As you do, you’ll find the roots and consequences of the scene above: the gray and maroon veins criss-cross and then converge, forming a sewage pipe that’s causing death and fiery destruction below; an assembly line manned by machines is creating the coffee cups; a larger body of the globe’s pale blue water surrounds the pyramid.
Kill the Rich?
That water becomes especially significant as the 10 minutes comes to a close. As the blocks disappear, they’ll reveal a few interactive objects. A boat’s oars become the wooden frame of a guillotine. A guard’s knife becomes the instrument of death’s blade. A bird, killed by pollution, rises from the dead and ascends to preside over the execution.
“Woah, kill the rich,” I thought. “This game is radical.”
And then, Sediment, invites me to let the blade fall. When it does, it doesn’t kill the rich. The waters begin to rise, killing the workers at the bottom of the pyramid and the rich at the top alike.
This isn’t a game about killing the rich. This is a game about the rich killing the rest of us. They just so happen to take themselves out in the process.
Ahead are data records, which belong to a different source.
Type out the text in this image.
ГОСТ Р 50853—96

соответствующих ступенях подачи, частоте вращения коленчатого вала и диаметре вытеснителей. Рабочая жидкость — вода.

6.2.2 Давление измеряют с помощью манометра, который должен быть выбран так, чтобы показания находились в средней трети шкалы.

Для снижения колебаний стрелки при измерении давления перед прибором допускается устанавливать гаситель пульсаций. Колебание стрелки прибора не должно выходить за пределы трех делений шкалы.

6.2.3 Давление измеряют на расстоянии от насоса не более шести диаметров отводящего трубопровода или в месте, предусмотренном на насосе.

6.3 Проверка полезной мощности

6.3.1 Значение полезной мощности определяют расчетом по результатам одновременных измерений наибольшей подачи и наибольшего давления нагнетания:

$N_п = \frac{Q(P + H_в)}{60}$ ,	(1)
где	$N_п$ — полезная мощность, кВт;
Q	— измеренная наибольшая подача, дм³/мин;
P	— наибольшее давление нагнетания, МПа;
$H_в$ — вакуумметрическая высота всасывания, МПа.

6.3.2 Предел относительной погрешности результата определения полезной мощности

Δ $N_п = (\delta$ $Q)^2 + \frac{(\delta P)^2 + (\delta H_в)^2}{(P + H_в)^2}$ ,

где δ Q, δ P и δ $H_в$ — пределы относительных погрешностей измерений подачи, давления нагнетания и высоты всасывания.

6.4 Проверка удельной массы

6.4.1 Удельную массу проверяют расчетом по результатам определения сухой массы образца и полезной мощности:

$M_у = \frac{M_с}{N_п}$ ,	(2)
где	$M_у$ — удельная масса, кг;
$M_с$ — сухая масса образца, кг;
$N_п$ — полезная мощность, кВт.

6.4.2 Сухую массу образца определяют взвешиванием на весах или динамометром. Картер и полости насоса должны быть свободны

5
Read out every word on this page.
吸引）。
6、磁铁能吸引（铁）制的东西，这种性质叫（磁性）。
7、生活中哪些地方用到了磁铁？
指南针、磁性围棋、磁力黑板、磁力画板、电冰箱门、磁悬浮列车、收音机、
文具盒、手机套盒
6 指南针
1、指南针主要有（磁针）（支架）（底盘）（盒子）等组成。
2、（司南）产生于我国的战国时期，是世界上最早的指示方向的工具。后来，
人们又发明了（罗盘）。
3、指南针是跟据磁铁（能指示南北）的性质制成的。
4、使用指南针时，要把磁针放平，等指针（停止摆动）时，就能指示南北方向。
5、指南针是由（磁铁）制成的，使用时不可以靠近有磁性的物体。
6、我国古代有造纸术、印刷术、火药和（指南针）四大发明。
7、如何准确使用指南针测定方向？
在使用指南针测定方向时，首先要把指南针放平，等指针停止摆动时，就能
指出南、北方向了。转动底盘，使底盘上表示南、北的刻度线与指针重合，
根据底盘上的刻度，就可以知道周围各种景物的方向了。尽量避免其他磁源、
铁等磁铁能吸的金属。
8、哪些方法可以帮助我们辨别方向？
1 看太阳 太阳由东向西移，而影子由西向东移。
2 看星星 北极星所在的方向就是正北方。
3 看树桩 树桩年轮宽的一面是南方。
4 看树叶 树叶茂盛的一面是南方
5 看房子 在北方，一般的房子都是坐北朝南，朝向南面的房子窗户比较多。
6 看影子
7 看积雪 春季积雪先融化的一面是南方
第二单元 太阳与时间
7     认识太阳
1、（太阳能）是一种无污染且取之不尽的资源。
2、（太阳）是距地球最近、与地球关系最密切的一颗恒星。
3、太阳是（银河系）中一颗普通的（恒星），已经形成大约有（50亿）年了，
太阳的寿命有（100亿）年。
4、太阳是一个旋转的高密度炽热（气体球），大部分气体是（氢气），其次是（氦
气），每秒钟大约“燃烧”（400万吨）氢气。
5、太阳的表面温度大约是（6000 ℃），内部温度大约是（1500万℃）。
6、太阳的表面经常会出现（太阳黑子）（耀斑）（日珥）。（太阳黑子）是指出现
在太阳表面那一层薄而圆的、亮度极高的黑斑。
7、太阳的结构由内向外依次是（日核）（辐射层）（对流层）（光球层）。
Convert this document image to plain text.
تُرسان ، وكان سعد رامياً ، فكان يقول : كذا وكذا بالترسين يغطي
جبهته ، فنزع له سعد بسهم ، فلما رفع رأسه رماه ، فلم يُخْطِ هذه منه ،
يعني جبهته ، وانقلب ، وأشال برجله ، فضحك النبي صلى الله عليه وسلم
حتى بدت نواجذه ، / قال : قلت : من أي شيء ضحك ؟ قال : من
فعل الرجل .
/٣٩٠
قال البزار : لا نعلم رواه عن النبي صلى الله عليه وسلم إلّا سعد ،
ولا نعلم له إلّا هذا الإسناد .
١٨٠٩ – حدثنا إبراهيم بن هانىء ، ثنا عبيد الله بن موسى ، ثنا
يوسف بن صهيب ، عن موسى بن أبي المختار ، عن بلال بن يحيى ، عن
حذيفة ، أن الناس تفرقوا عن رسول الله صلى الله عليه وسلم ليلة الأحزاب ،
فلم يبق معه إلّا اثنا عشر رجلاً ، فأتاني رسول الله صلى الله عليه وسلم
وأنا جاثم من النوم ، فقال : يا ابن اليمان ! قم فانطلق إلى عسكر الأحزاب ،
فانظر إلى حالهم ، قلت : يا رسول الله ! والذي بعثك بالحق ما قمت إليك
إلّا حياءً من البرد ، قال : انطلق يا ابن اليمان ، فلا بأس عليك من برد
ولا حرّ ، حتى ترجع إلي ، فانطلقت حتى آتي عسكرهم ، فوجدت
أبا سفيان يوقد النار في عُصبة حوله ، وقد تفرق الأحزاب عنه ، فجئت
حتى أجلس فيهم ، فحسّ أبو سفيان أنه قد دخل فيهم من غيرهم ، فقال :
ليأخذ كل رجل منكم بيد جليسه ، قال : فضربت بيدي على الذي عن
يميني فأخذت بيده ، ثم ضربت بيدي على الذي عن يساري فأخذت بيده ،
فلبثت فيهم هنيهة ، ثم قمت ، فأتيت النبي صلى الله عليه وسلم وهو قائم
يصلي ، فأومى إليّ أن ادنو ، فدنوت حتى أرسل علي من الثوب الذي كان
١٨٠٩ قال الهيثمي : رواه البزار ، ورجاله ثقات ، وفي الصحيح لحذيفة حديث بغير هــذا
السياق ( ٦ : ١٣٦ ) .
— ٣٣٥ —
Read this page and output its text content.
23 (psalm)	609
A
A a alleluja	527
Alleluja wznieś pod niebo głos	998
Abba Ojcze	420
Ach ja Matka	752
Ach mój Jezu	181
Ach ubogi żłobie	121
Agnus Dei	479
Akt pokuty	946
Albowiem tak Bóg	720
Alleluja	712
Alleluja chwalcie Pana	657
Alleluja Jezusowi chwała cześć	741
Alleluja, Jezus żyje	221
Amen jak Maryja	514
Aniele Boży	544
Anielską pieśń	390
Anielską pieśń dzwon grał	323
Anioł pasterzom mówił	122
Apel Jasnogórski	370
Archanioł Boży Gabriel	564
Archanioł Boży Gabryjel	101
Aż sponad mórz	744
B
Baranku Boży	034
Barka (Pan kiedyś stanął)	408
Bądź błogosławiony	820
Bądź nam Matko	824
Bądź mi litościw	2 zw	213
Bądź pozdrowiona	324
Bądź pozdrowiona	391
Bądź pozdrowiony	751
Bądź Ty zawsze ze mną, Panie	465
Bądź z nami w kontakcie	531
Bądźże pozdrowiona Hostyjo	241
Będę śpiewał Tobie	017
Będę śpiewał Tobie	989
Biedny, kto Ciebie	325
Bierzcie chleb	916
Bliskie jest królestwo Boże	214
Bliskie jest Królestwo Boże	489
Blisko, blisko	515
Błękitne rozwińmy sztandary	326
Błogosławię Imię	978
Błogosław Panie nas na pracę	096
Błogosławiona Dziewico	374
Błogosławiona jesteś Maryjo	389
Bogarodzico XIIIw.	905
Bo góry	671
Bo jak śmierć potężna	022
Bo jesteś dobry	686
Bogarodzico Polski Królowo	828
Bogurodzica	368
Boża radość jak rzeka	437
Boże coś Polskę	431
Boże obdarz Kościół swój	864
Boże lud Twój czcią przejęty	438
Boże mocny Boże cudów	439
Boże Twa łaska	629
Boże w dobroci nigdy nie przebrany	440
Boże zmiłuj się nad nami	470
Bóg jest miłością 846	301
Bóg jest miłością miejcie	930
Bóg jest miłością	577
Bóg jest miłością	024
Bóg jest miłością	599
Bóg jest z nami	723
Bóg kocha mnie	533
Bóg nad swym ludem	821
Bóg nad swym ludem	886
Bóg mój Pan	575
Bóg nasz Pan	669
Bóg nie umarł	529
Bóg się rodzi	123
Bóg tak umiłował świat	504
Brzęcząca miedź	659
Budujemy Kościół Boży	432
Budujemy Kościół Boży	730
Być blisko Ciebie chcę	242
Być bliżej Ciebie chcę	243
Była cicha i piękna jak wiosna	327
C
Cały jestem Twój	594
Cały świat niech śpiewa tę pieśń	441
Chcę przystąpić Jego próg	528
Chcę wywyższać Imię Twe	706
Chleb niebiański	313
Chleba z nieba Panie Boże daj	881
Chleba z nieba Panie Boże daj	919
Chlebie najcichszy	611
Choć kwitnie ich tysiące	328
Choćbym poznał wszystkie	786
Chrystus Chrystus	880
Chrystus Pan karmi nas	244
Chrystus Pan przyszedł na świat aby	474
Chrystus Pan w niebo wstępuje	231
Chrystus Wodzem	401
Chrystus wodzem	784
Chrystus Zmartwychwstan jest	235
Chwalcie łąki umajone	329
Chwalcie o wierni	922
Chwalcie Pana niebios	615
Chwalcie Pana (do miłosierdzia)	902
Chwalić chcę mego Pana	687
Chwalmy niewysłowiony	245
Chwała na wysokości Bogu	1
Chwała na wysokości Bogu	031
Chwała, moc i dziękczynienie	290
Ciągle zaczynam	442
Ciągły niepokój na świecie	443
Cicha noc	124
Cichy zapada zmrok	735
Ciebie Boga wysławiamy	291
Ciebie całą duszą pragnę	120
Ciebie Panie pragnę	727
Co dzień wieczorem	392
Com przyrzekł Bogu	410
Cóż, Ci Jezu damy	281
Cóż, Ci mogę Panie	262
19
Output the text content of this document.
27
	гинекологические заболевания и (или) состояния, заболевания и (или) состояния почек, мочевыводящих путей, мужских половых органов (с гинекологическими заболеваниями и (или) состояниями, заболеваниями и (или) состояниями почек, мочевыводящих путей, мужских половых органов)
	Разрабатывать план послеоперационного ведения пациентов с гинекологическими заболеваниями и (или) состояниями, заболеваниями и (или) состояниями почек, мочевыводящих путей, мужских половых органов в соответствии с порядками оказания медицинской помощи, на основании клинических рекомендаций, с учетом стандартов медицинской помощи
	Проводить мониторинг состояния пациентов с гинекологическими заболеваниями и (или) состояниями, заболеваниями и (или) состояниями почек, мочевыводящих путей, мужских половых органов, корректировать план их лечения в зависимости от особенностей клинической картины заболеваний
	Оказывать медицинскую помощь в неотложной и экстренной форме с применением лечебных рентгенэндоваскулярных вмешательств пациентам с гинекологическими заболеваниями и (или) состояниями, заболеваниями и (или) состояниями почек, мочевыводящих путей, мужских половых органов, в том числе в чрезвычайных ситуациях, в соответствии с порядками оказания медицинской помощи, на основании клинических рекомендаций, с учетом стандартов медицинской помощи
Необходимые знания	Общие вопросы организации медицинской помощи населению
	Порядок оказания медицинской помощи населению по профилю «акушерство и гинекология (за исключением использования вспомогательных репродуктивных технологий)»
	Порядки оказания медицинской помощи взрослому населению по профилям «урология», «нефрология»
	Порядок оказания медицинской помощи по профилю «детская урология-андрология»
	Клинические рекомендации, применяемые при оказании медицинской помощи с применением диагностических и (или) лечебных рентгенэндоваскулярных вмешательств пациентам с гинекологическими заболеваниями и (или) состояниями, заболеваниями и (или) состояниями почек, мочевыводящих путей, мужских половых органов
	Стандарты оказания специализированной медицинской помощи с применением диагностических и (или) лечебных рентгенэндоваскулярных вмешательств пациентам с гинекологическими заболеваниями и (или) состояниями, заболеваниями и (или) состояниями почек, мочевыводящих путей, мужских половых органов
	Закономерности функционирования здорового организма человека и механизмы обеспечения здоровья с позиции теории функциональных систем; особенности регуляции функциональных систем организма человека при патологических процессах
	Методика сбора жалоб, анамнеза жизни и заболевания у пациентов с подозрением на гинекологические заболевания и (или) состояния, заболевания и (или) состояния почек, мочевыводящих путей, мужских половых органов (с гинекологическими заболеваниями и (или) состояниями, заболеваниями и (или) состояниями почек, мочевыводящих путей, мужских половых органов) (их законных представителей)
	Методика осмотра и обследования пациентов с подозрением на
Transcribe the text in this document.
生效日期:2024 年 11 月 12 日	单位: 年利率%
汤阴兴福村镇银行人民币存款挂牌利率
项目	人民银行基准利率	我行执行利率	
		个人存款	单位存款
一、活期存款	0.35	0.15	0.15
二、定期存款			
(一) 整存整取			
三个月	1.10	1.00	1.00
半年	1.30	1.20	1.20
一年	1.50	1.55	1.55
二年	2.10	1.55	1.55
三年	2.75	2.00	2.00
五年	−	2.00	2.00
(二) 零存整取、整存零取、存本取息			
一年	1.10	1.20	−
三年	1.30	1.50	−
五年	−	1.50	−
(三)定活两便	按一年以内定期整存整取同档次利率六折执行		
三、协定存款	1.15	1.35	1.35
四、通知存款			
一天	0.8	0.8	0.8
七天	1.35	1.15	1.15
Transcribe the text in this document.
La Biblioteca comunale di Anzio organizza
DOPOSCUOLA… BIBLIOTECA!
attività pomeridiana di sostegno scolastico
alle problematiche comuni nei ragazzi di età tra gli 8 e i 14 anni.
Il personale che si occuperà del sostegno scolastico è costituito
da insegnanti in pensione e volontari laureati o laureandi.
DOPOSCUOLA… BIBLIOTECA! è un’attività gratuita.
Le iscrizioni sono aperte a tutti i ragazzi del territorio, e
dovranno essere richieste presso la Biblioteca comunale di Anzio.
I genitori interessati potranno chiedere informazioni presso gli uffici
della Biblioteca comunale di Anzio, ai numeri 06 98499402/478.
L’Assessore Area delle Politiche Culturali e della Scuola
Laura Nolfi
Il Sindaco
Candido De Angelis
At times it seems that Sediment may bite off more than it can chew. The fossilized vignettes that digging reveals seem to tackle every American ill: corruption in the criminal justice system, pollution, climate change, the effects of automation on workers, prison labor, racism, health care, the one percent and the American Dream (there’s even a white picket fence). However, Sediment successfully shows that while the disparate issues confronting America and the rest of the world may be distinct, they aren’t unrelated. They’re all a part of the same installation; part of one sculpture we discover.